Le 5 août 2013, un nouvel article paru dans la version en ligne du journal Le Monde interpelle à nouveau : cet article s’intitule : « Au Chili, les 33 mineurs d’Atacama se disent « enterrés une seconde fois ».

L’article indique ceci :

Trois ans tout juste après l’éboulement qui avait bloqué 33 mineurs pendant soixante-neuf jours au fond de la mine d’or et d’argent de San José, dans la région d’Atacama, la décision de la justice chilienne de classer la plainte contre les propriétaires du site a provoqué surprise et indignation à Santiago.
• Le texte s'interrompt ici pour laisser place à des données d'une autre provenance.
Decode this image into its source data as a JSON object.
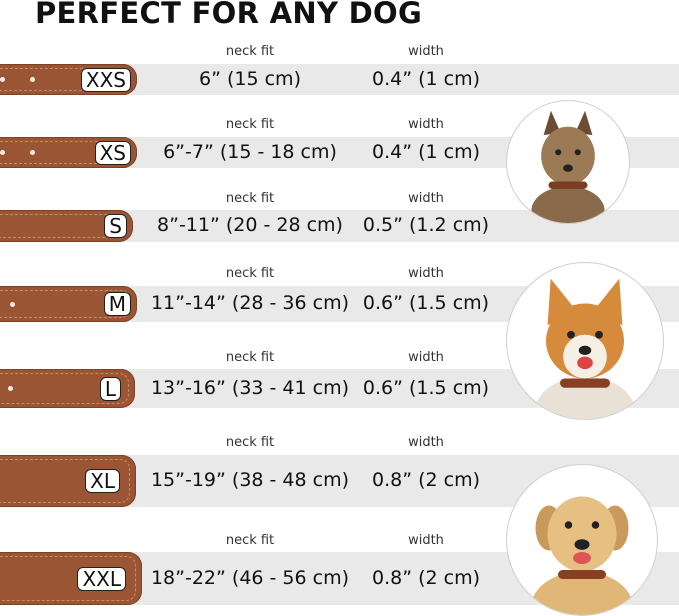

« Ils m’ont enterré une seconde fois ! s’est écrié un des mineurs, Mario Sepulveda, la voix brisée par la colère. C’est une honte pour le système judiciaire chilien. » « Beaucoup pensent que nous sommes bêtes. Nous ne le sommes pas, mais nous sommes pauvres », a ajouté celui que ses compagnons de captivité avaient surnommé « Super Mario » en raison de son calme et de sa bonne humeur.

« Il a été décidé de ne pas continuer l’instruction car il n’y a pas d’éléments pour soutenir une quelconque accusation », avait annoncé, le 1er août, le procureur d’Atacama, Hector Mella Farias.

Ainsi, le traumatisme initial des mineurs est réactivé par une absence de prise en compte judiciaire de leur plainte, ce qui entraîne l’un des mineurs à dire qu’il a été enterré une seconde fois … que dire de cette absence de reconnaissance judiciaire ? On peut se dire qu’elle ne permet pas la résilience du traumatisme.